The 22-1 (with 4 knockouts) Gerritsen Beach, Brooklyn, native, who taught private boxing lessons for cash flow during training camp, shared that, in the lead-up to the fight, she wanted to say almost nothing. She wanted to concentrate purely on prep. Hardy, part of Team Everlast, admitted to us that she was aware of her foe’s skill set. Hardy thought Serrano was a 70/30 favorite to win, all things considered.
So when a male boxer takes to Twitter and publicly disses Hardy’s form while shadow-boxing, as happened a week before, she could have hopped in and engaged the critic. That dude could have sent a DM and offered some insight into her form. We agreed that this critique, explained by the guy as trying to be helpful, was BS. He was trying to score a point by tearing someone else down and presenting it as a tutorial. However, smartly, Hardy didn’t waste energy on the matter and instead stayed in her prep lane.
We also discussed the interesting dynamic, which saw Hardy get more love and attention in losing than the winner did in victory. “I know that my career isn’t over but that doesn’t make it any less painful,” she said. She reiterated that she expected to win and wasn’t going to be happy going the distance. And yes, she thinks, down the line, a rematch with Serrano, with Hardy having worked on some tweaks to up her skill set, would be an option.
Time and again, post-fight, fans came up to her and said that they’d not been a fan of women’s fighting before but they are now. They said they’d never seen such an exercise in grit, as she made her way through the tsunami in round one and that does help cheer her up a bit when she wishes she’d gotten that W.
We spoke about that continuing push to get better pay for the women.

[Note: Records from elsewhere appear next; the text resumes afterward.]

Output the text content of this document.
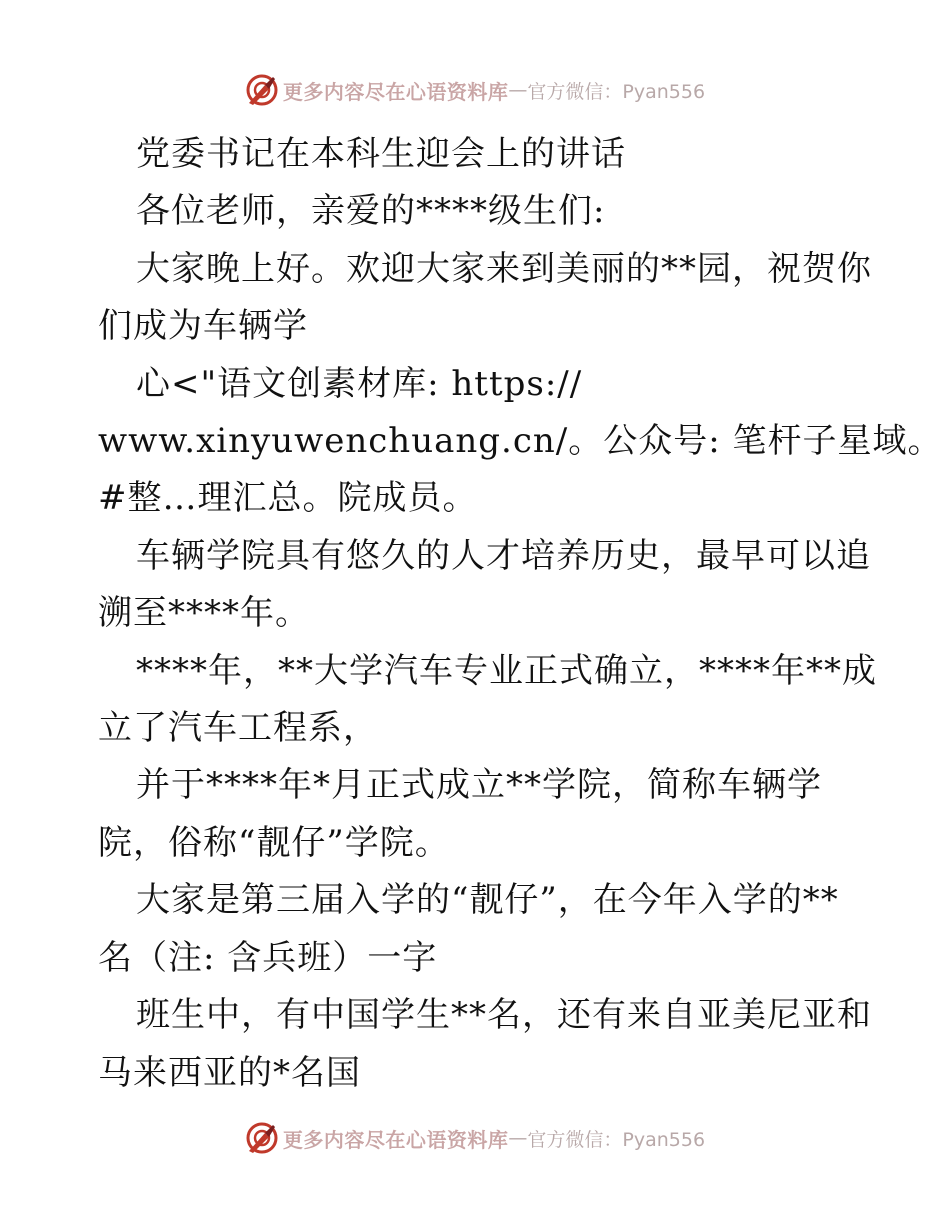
更多内容尽在心语资料库 — 官方微信：Pyan556

党委书记在本科生迎会上的讲话

各位老师，亲爱的****级生们:

大家晚上好。欢迎大家来到美丽的**园，祝贺你

们成为车辆学

心<"语文创素材库: https://

www.xinyuwenchuang.cn/。公众号: 笔杆子星域。

#整…理汇总。院成员。

车辆学院具有悠久的人才培养历史，最早可以追

溯至****年。

****年，**大学汽车专业正式确立，****年**成

立了汽车工程系，

并于****年*月正式成立**学院，简称车辆学

院，俗称“靓仔”学院。

大家是第三届入学的“靓仔”，在今年入学的**

名（注: 含兵班）一字

班生中，有中国学生**名，还有来自亚美尼亚和

马来西亚的*名国

更多内容尽在心语资料库 — 官方微信：Pyan556
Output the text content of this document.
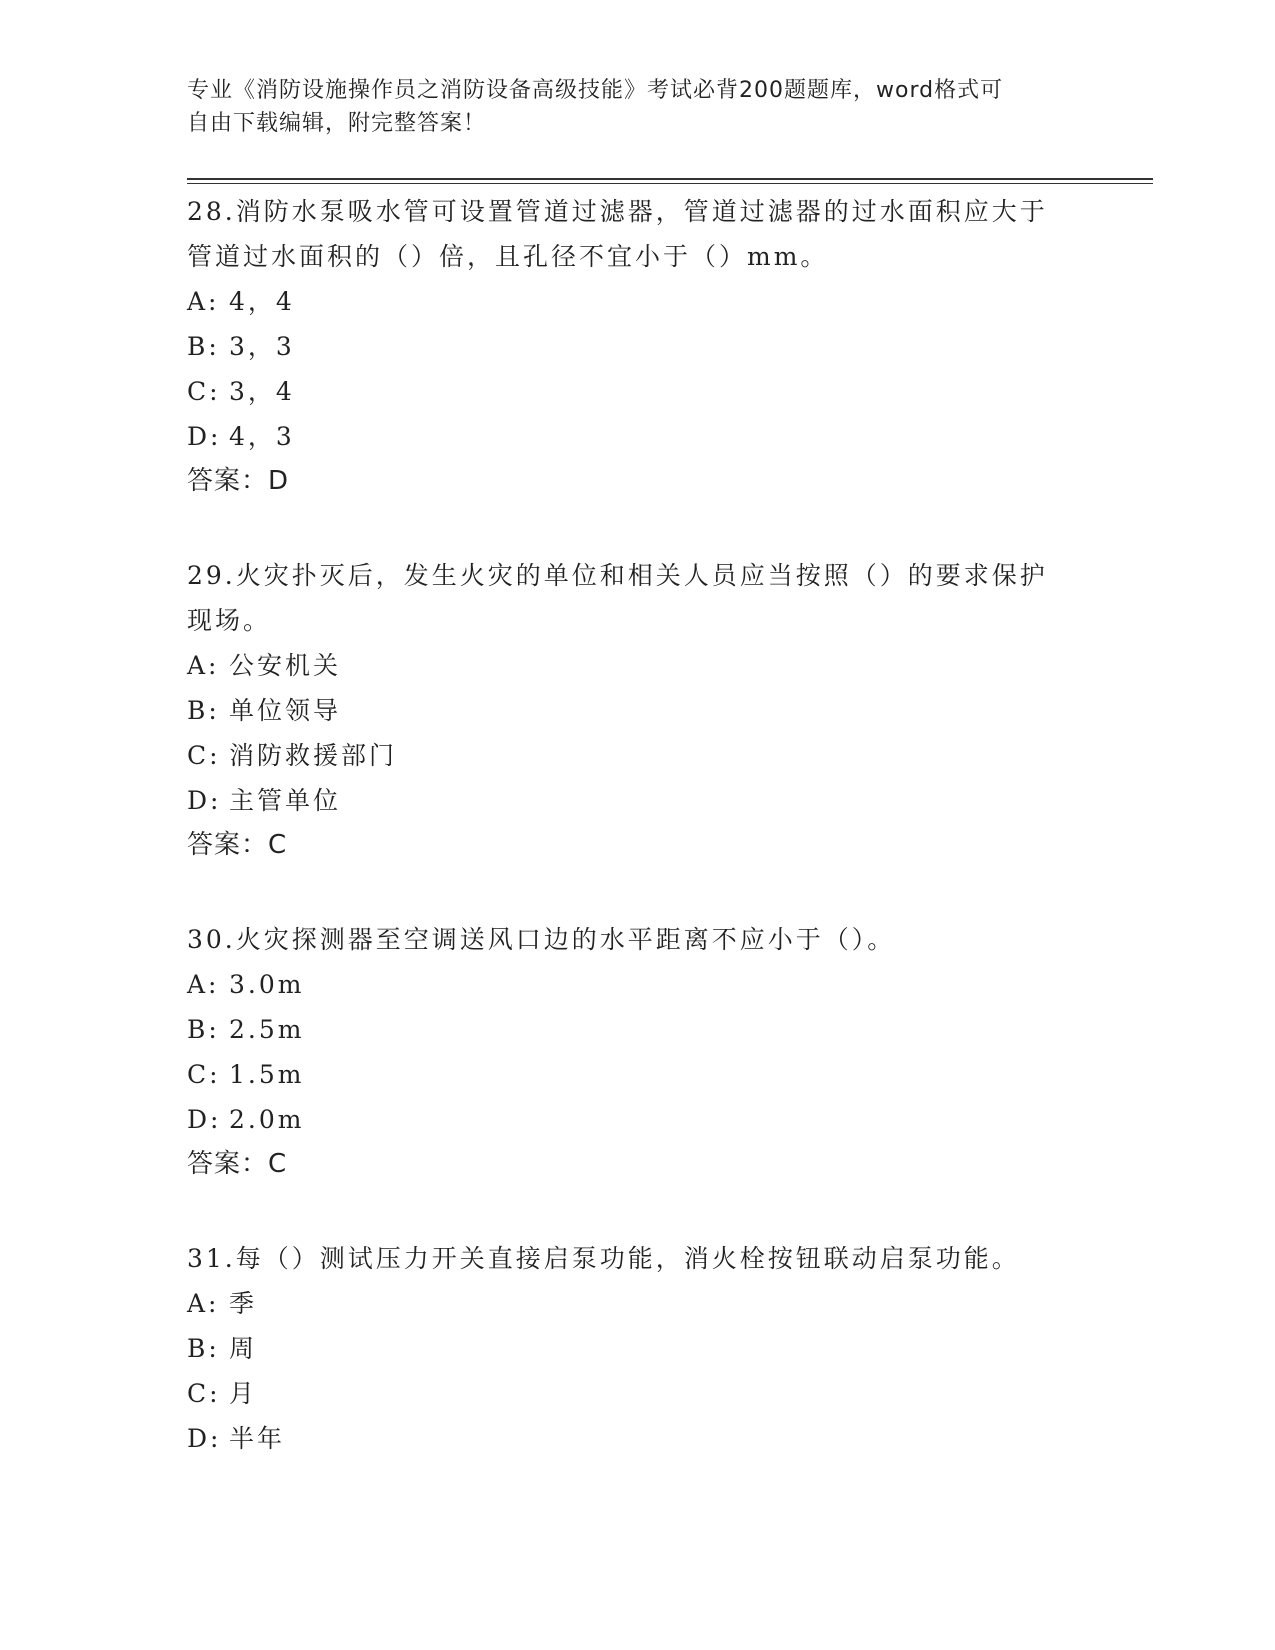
专业《消防设施操作员之消防设备高级技能》考试必背200题题库，word格式可
自由下载编辑，附完整答案！
28.消防水泵吸水管可设置管道过滤器，管道过滤器的过水面积应大于
管道过水面积的（）倍，且孔径不宜小于（）mm。
A: 4，4
B: 3，3
C: 3，4
D: 4，3
答案：D
29.火灾扑灭后，发生火灾的单位和相关人员应当按照（）的要求保护
现场。
A: 公安机关
B: 单位领导
C: 消防救援部门
D: 主管单位
答案：C
30.火灾探测器至空调送风口边的水平距离不应小于（）。
A: 3.0m
B: 2.5m
C: 1.5m
D: 2.0m
答案：C
31.每（）测试压力开关直接启泵功能，消火栓按钮联动启泵功能。
A: 季
B: 周
C: 月
D: 半年
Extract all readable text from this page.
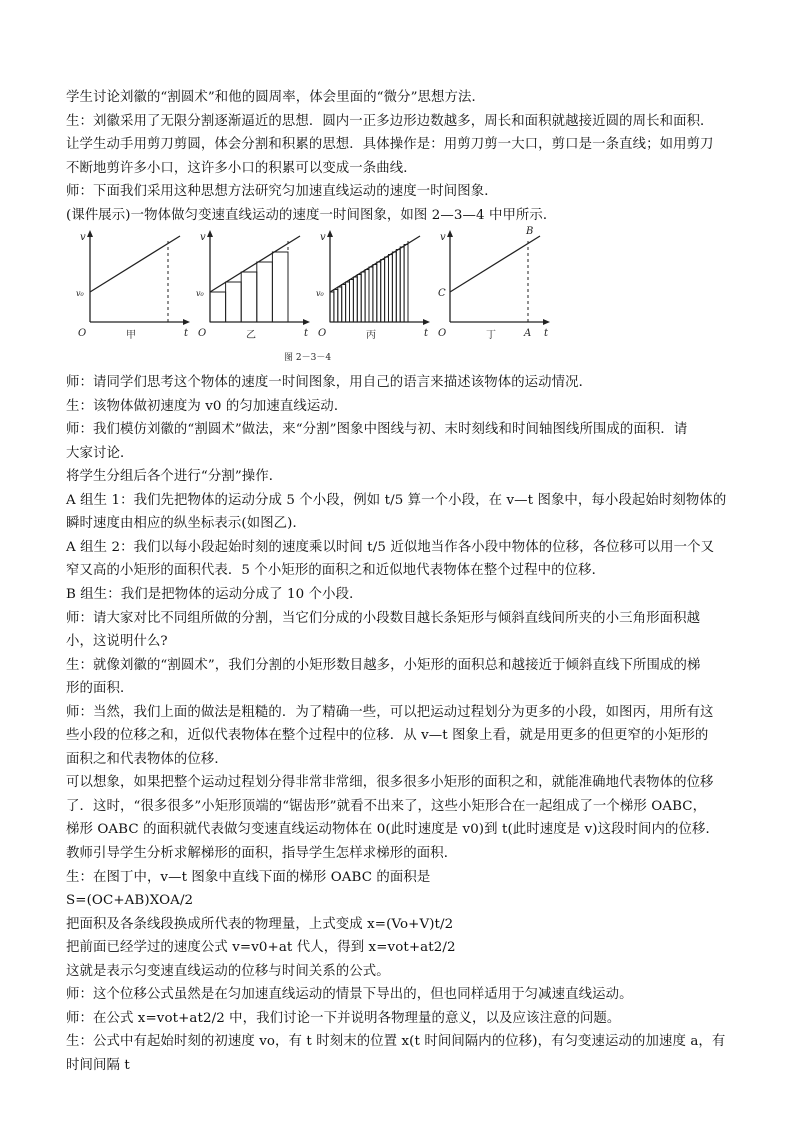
学生讨论刘徽的“割圆术”和他的圆周率，体会里面的“微分”思想方法．
生：刘徽采用了无限分割逐渐逼近的思想．圆内一正多边形边数越多，周长和面积就越接近圆的周长和面积．
让学生动手用剪刀剪圆，体会分割和积累的思想．具体操作是：用剪刀剪一大口，剪口是一条直线；如用剪刀
不断地剪许多小口，这许多小口的积累可以变成一条曲线．
师：下面我们采用这种思想方法研究匀加速直线运动的速度一时间图象．
(课件展示)一物体做匀变速直线运动的速度一时间图象，如图 2—3—4 中甲所示．
v
t
O
v₀
甲
v
t
O
v₀
乙
v
t
O
v₀
丙
v
t
O
C
B
A
丁
图 2－3－4
师：请同学们思考这个物体的速度一时间图象，用自己的语言来描述该物体的运动情况．
生：该物体做初速度为 v0 的匀加速直线运动．
师：我们模仿刘徽的“割圆术”做法，来“分割”图象中图线与初、末时刻线和时间轴图线所围成的面积．请
大家讨论．
将学生分组后各个进行“分割”操作．
A 组生 1：我们先把物体的运动分成 5 个小段，例如 t/5 算一个小段，在 v—t 图象中，每小段起始时刻物体的
瞬时速度由相应的纵坐标表示(如图乙)．
A 组生 2：我们以每小段起始时刻的速度乘以时间 t/5 近似地当作各小段中物体的位移，各位移可以用一个又
窄又高的小矩形的面积代表．5 个小矩形的面积之和近似地代表物体在整个过程中的位移．
B 组生：我们是把物体的运动分成了 10 个小段．
师：请大家对比不同组所做的分割，当它们分成的小段数目越长条矩形与倾斜直线间所夹的小三角形面积越
小，这说明什么?
生：就像刘徽的“割圆术”，我们分割的小矩形数目越多，小矩形的面积总和越接近于倾斜直线下所围成的梯
形的面积．
师：当然，我们上面的做法是粗糙的．为了精确一些，可以把运动过程划分为更多的小段，如图丙，用所有这
些小段的位移之和，近似代表物体在整个过程中的位移．从 v—t 图象上看，就是用更多的但更窄的小矩形的
面积之和代表物体的位移．
可以想象，如果把整个运动过程划分得非常非常细，很多很多小矩形的面积之和，就能准确地代表物体的位移
了．这时，“很多很多”小矩形顶端的“锯齿形”就看不出来了，这些小矩形合在一起组成了一个梯形 OABC，
梯形 OABC 的面积就代表做匀变速直线运动物体在 0(此时速度是 v0)到 t(此时速度是 v)这段时间内的位移．
教师引导学生分析求解梯形的面积，指导学生怎样求梯形的面积．
生：在图丁中，v—t 图象中直线下面的梯形 OABC 的面积是
S=(OC+AB)XOA/2
把面积及各条线段换成所代表的物理量，上式变成 x=(Vo+V)t/2
把前面已经学过的速度公式 v=v0+at 代人，得到 x=vot+at2/2
这就是表示匀变速直线运动的位移与时间关系的公式。
师：这个位移公式虽然是在匀加速直线运动的情景下导出的，但也同样适用于匀减速直线运动。
师：在公式 x=vot+at2/2 中，我们讨论一下并说明各物理量的意义，以及应该注意的问题。
生：公式中有起始时刻的初速度 vo，有 t 时刻末的位置 x(t 时间间隔内的位移)，有匀变速运动的加速度 a，有
时间间隔 t
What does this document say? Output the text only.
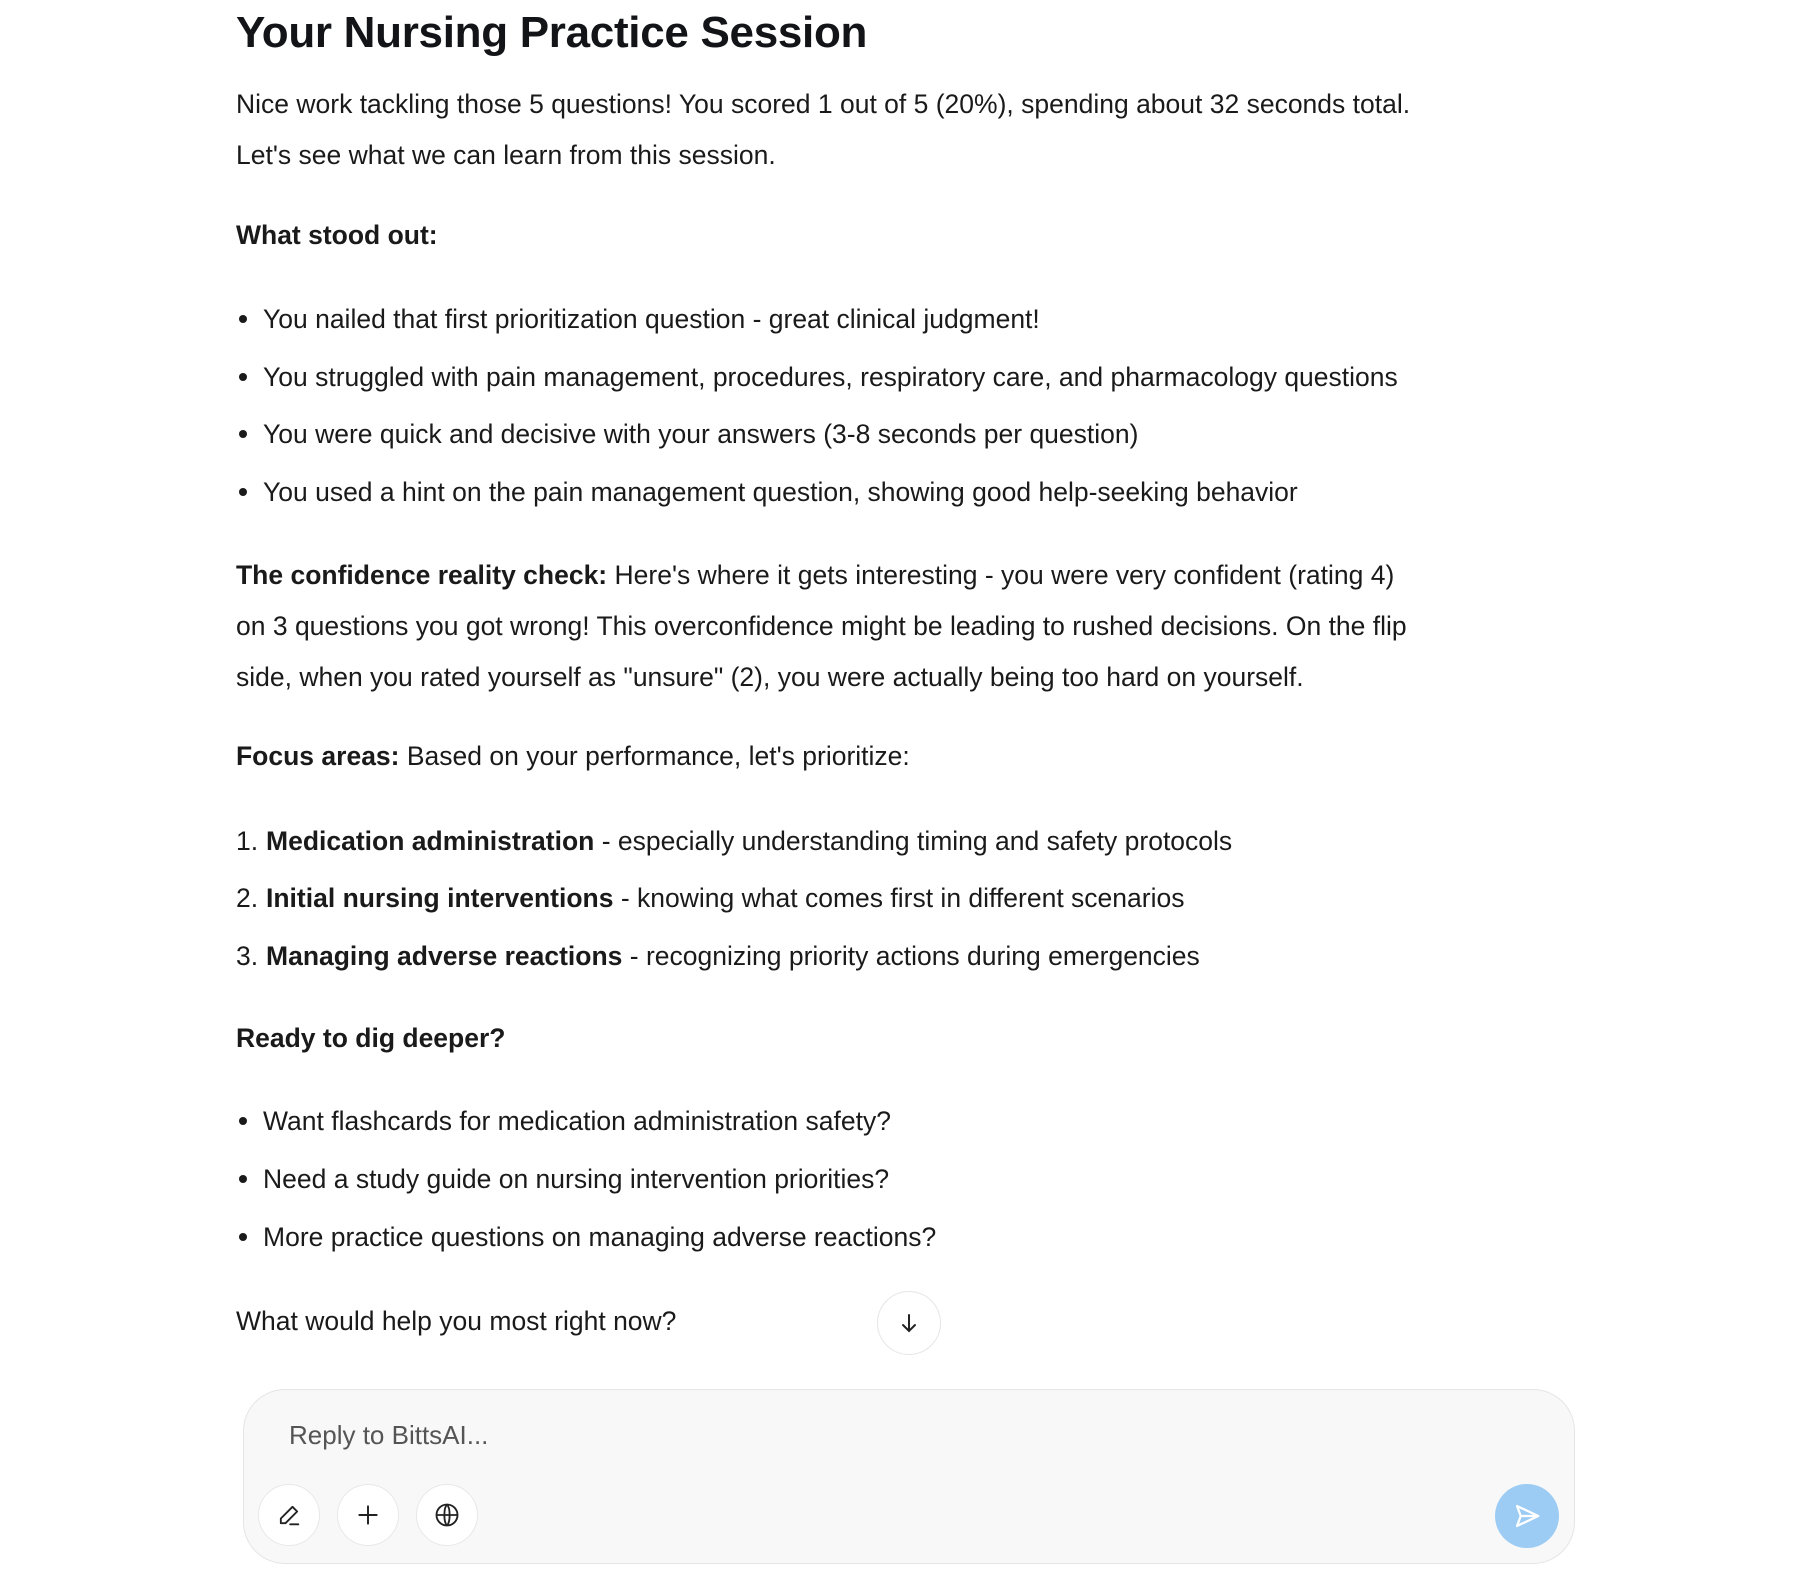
Your Nursing Practice Session
Nice work tackling those 5 questions! You scored 1 out of 5 (20%), spending about 32 seconds total.
Let's see what we can learn from this session.
What stood out:
You nailed that first prioritization question - great clinical judgment!
You struggled with pain management, procedures, respiratory care, and pharmacology questions
You were quick and decisive with your answers (3-8 seconds per question)
You used a hint on the pain management question, showing good help-seeking behavior
The confidence reality check: Here's where it gets interesting - you were very confident (rating 4)
on 3 questions you got wrong! This overconfidence might be leading to rushed decisions. On the flip
side, when you rated yourself as "unsure" (2), you were actually being too hard on yourself.
Focus areas: Based on your performance, let's prioritize:
1. Medication administration - especially understanding timing and safety protocols
2. Initial nursing interventions - knowing what comes first in different scenarios
3. Managing adverse reactions - recognizing priority actions during emergencies
Ready to dig deeper?
Want flashcards for medication administration safety?
Need a study guide on nursing intervention priorities?
More practice questions on managing adverse reactions?
What would help you most right now?
Reply to BittsAI...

She didn’t shy from pointing out that in many co-feature fights, the combatants would get much, much higher purses than she and Serrano (37-1-1, 27 KOs) received. On the bright side, she said her manager has received tons of calls and things will be cooking because eyes were opened. “Put on the good fights, challenge yourselves…Girls, challenge yourselves,” she said, adding that is one lesson that was cemented for her and she hopes others will also comprehend that coin flip fights can be win/win propositions for all involved.
Nope, she’s not even thinking about her next fight…MMA? Boxing? One more fight before the end of the year? She will rest a bit more, then ponder the near-term future.
And this is instructive: The 37-year-old fighter said she’s got more work to do. “I have a lot of room for improvement. I never claimed to be a perfect fighter. I never claimed to be at the top of my game. I have to work on my power. I have to work on setting down on my hard shots and who knows what comes after? Amanda has some plans, the next six, eight months, I know between (undisputed lightweight champion) Katie Taylor and doing a big headline show in Puerto Rico, with MMA, so I’ll stay in the lab (at Gleason’s Gym), stay sharp. I know that regardless of what the scorecards said, the fans would love to see a rematch but I need to get better first!”